REPUBLIKA.CO.ID, BAKU -- Pemerintah Azerbaijan menyebut Armenia melanggar gencatan senjata di wilayah Nagorno-Karabakh yang diduduki tak lama setelah diberlakukan. Pasukan Armenia disebut melakukan serangan di wilayah Aghdara-Tartar dan Fuzuli-Jabrayil.
"Armenia terang-terangan melanggar rezim gencatan senjata," kata Kementerian Pertahanan (Kemhan) Azerbaijan dikutip dari laman Daily Sabah, Ahad (11/10).
Menurut Kemhan Azerbaijan, pasukan Armenia melakukan serangan di wilayah Aghdara-Tartar dan Fuzuli-Jabrayil.
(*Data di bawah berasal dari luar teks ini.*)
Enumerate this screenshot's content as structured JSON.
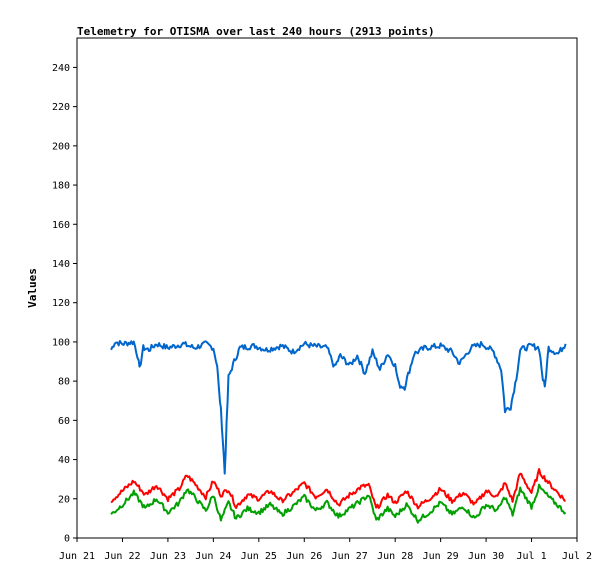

Beberapa permukiman Azerbaijan juga disebut mendapatkan tembakan artileri. Menjelang gencatan senjata, pasukan Armenia menembaki wilayah sipil Azerbaijan.
"Angkatan bersenjata Armenia secara intensif menembaki daerah-daerah berpenduduk di distrik Geranboy, Tartar, Aghdam, Agjaberdi dan Fuzuli," kata kementerian itu dalam sebuah keterangannya. Dalam keterangan itu juga ditambahkan, "tentara Azerbaijan mengambil tindakan pembalasan terhadap musuh."
Pasukan Armenia disebut telah menargetkan wilayah sipil berpenduduk padat di Azerbaijan sejak bentrokan di wilayah yang diduduki meletus pada 27 September lalu. Armenia dan Azerbaijan menyetujui gencatan senjata yang dimulai pada Sabtu siang untuk memungkinkan pertukaran tahanan dan pengembalian jenazah mereka yang tewas dalam aksi.
Pembicaraan itu adalah kontak diplomatik pertama antara kedua negara tersebut sejak konflik baru-baru ini yang menewaskan ratusan orang. Gencatan senjata direncanakan dimulai pukul 12 malam waktu setempat.
Menteri Luar Negeri Rusia, Sergey Lavrov, yang menengahi negosiasi di Moskow, mengumumkan gencatan senjata pada pukul 3 pagi setelah 10 jam pembicaraan dengan pihak Armenia dan Azerbaijan. Dia juga mengatakan, Armenia dan Azerbaijan telah setuju untuk memulai pembicaraan tentang penyelesaian konflik.
Hubungan antara kedua negara bekas Soviet itu tetap tegang sejak 1991 ketika militer Armenia menduduki Nagorno-Karabakh. Empat resolusi Dewan Keamanan PBB (DK PBB) dan dua resolusi Majelis Umum PBB (UNGA), serta banyak organisasi internasional, telah menuntut penarikan pasukan pendudukan.